How high that risk is remains open to debate. American officials have already raised concerns more than once with their Canadian counterparts, whose reassurances have so far failed to put them at ease. Suffice it to say, the outcome of the CRTC’s hearings will be monitored closely south of the border.
U.S. officials have been even more direct about Trudeau’s desire to break from protracted negotiations involving 138 other nations and push ahead on his own with a digital services tax next year.
David Cohen, the U.S. ambassador to Canada, told the National Post that “if Canada decides to proceed alone, you leave the United States with no choice but to take retaliatory measures in the trade context, potentially in the digital trade context, in order to respond to that.”

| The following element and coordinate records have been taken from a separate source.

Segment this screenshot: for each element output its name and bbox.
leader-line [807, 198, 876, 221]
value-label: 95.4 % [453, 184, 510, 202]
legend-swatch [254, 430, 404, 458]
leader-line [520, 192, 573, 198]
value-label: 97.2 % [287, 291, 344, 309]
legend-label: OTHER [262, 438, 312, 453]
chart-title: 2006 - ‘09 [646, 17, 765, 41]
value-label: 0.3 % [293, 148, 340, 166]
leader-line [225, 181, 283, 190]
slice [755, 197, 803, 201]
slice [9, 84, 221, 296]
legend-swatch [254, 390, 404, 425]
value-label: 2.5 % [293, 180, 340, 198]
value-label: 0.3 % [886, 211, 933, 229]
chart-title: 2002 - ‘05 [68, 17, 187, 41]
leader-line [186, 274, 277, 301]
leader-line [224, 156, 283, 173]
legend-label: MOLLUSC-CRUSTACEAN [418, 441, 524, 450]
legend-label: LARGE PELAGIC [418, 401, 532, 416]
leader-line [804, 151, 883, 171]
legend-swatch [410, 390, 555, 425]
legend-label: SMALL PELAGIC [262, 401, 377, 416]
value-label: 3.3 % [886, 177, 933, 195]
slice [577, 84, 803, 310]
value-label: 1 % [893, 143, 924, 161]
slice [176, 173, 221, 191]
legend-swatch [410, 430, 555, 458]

Why Trudeau is willing to risk this is unclear. While it’s true his government’s spendthrift habits are catching up with it in a hurry, the amount anticipated to be raised by a digital tax (just under $1.5 billion annually) is hardly going to balance Canada’s books by itself.

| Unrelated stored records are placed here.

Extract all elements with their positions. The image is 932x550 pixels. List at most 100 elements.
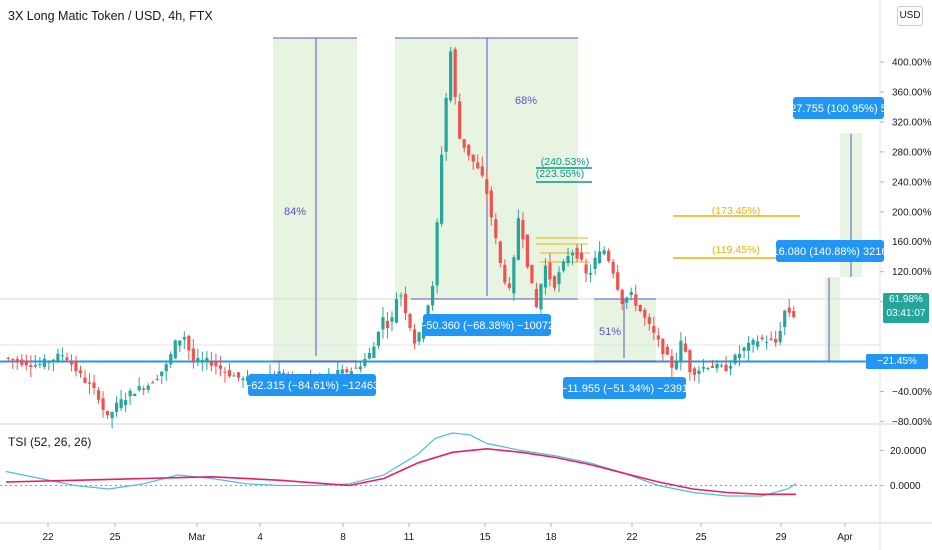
candle-body [277, 371, 281, 377]
candle-body [552, 276, 557, 288]
candle-countdown: 03:41:07 [886, 308, 926, 319]
candle-body [408, 313, 412, 328]
candle-body [155, 378, 159, 380]
candle-body [656, 335, 660, 340]
candle-body [598, 251, 602, 264]
x-tick-label: 11 [404, 532, 415, 543]
fib-level-label: (223.55%) [536, 168, 584, 180]
measure-range-3 [594, 299, 656, 361]
candle-body [507, 283, 511, 288]
candle-body [593, 257, 597, 269]
candle-body [737, 353, 742, 359]
candle-body [503, 264, 507, 283]
fib-level-label: (240.53%) [541, 156, 589, 168]
candle-body [634, 294, 638, 306]
indicator-label: TSI (52, 26, 26) [8, 435, 92, 449]
measure-result-label-box [563, 377, 686, 399]
x-tick-label: 29 [775, 532, 787, 543]
candle-body [661, 338, 665, 355]
candle-body [83, 377, 87, 383]
x-tick-label: 25 [695, 532, 707, 543]
candle-body [182, 336, 186, 340]
y-tick-label: 360.00% [892, 88, 932, 99]
candle-body [688, 350, 692, 373]
candle-body [142, 388, 146, 390]
measure-result-label: −50.360 (−68.38%) −10072 [420, 320, 554, 332]
candle-body [715, 363, 719, 369]
candle-body [245, 376, 250, 382]
candle-body [756, 341, 760, 347]
candle-body [92, 382, 96, 388]
candle-body [38, 364, 42, 366]
x-tick-label: 25 [109, 532, 121, 543]
candle-body [110, 412, 114, 419]
candle-body [534, 289, 539, 308]
candle-body [376, 331, 381, 346]
current-price-percent: 61.98% [889, 294, 923, 305]
candle-body [51, 359, 55, 362]
candle-body [453, 49, 457, 98]
candle-body [579, 252, 584, 260]
candle-body [548, 262, 552, 280]
candle-body [719, 365, 724, 367]
candle-body [525, 234, 529, 267]
candle-body [683, 343, 687, 352]
candle-body [209, 361, 213, 366]
candle-body [462, 139, 466, 148]
candle-body [60, 355, 65, 357]
candle-body [399, 295, 403, 297]
candle-body [96, 390, 101, 400]
candle-body [589, 272, 593, 275]
y-tick-label: 120.00% [892, 267, 932, 278]
candle-body [29, 365, 33, 368]
candle-body [516, 218, 520, 260]
candle-body [751, 339, 755, 345]
candle-body [200, 359, 204, 362]
candle-body [476, 162, 480, 169]
measure-result-label-box [793, 97, 884, 119]
candle-body [340, 369, 344, 374]
measure-result-label: 27.755 (100.95%) 5 [790, 103, 887, 115]
candle-body [498, 241, 502, 264]
candle-body [390, 317, 394, 322]
candle-body [557, 272, 561, 285]
x-tick-label: Apr [837, 532, 853, 543]
candle-body [701, 367, 706, 369]
currency-button[interactable]: USD [897, 6, 923, 26]
candle-body [539, 284, 543, 310]
candle-body [760, 337, 764, 340]
candle-body [697, 370, 701, 374]
candle-body [467, 144, 471, 156]
candle-body [345, 369, 349, 373]
baseline-price-label: −21.45% [866, 354, 928, 369]
candle-body [530, 264, 534, 284]
measure-result-label-box [248, 374, 376, 396]
candle-body [169, 354, 173, 365]
candle-body [710, 366, 715, 368]
y-tick-label: 320.00% [892, 117, 932, 128]
candle-body [774, 338, 778, 343]
candle-body [385, 320, 390, 329]
candle-body [674, 361, 678, 370]
candle-body [724, 364, 728, 372]
candle-body [133, 393, 137, 397]
candle-body [151, 382, 155, 384]
measure-result-label: −11.955 (−51.34%) −2391 [561, 383, 688, 395]
candle-body [471, 154, 475, 162]
candle-body [349, 371, 353, 375]
y-tick-label: 200.00% [892, 207, 932, 218]
candle-body [652, 326, 656, 333]
x-tick-label: 15 [479, 532, 491, 543]
candle-body [187, 335, 191, 351]
candle-body [616, 272, 620, 290]
y-tick-label: −40.00% [892, 387, 932, 398]
y-tick-label: 160.00% [892, 237, 932, 248]
y-tick-label: −80.00% [892, 417, 932, 428]
candle-body [105, 410, 110, 416]
candle-body [178, 340, 182, 346]
candle-body [65, 357, 69, 361]
candle-body [643, 309, 647, 318]
y-tick-label: 400.00% [892, 58, 932, 69]
candle-body [787, 307, 791, 313]
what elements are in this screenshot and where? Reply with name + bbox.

His country’s international reputation is in shambles. Canada has been humiliated by China, its sole contribution at the recent G-20 gathering was about “gender language,” and its diplomats have been booted from India. Faced with the prospect of a revolt within his own caucus, Trudeau is not in alignment with the U.S. or the United Kingdom on Israel, and a recent decision to trim already far-below-par military spending won’t be well received by NATO allies. Their patience with Canada’s freeloading has already been exhausted.
Trailing in the polls, Trudeau is a desperate man who seems to sense political purchase in painting Big Tech as ugly American interlopers. In doing so, he’s putting an important trade and security partnership at risk.
Peter Menzies is a senior fellow at the Macdonald-Laurier Institute, a former publisher of the Calgary Herald, and a former vice chairman of the Canadian Radio-television Commission.